Two days later, I was lying by the edge of the road in Gualala. It was the only road down to Highway One from the Skouras place, the only one the tunnel rats could take to get groceries and supplies. It was also very lightly traveled, which was why I could lie on the roadside, stage blood staining my cheap disposable jacket, as though I had been in a hit-and-run.

Serena had wanted to play the victim. Her argument had been convincing: It was likely that the guys guarding Nidia were part of the ambush team in Mexico, therefore they’d seen me before. They’d seen me in the exact same position, at roadside. She’d worried that it’d be a tip-off.

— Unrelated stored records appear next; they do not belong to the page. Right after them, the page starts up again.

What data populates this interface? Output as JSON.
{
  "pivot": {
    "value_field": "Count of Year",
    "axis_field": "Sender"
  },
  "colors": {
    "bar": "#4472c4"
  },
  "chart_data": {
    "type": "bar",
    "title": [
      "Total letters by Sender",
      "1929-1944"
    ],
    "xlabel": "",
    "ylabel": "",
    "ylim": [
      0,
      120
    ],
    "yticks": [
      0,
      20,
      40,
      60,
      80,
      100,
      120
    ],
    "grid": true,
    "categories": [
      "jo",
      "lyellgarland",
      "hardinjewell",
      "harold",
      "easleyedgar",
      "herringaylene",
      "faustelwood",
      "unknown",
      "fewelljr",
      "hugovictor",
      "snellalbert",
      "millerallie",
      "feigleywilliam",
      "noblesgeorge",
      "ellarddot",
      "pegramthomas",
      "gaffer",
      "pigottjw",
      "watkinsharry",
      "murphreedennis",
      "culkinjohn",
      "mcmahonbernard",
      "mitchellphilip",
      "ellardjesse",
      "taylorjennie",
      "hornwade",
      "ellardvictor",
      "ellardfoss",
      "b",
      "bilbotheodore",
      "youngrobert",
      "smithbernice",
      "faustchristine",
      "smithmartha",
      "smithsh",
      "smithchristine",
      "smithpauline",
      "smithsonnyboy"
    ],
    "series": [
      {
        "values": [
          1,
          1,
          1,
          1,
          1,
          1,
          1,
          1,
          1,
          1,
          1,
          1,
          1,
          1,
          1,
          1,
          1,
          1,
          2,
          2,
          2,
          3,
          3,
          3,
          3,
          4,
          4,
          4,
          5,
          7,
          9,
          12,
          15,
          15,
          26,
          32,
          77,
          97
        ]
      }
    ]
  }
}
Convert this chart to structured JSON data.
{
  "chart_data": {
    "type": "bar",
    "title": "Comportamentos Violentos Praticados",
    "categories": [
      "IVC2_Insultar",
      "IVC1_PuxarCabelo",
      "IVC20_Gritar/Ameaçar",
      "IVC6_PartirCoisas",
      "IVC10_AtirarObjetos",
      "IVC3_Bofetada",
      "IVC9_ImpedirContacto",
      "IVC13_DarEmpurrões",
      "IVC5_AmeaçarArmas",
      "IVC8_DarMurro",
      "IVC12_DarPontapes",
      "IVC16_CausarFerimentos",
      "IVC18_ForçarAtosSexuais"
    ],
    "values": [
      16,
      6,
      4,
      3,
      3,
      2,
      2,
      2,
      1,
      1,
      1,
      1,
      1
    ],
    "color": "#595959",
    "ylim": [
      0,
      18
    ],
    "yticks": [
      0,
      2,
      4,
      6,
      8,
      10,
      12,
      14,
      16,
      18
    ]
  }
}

I’d considered it but argued her down. “I’ll have my face turned away from him,” I’d said. “He’ll never make the connection to Mexico. It’s way too bizarre. You’re overthinking this.”

The truth was, this part was dangerous. I’d wanted Serena safe on the hillside, watching the house. Payaso and I would be the first team.

There was a vehicle coming my way. Serena, in the same surveillance spot I’d taken above the house, had already radioed down to Payaso and me that one of the guys was coming, allowing us to take our positions. I’d gotten the idea from something one of my West Point instructors mentioned, offhandedly, about overseas security and diplomat-protection postings. He’d said that terrorists and kidnappers like to put empty baby carriages in the road to get Americans to stop and get out of their cars, and that drivers have to be trained to ignore them. I’d used myself in lieu of the baby carriage-it would allow me to get into point-blank range automatically rather than trying to walk up behind the guy.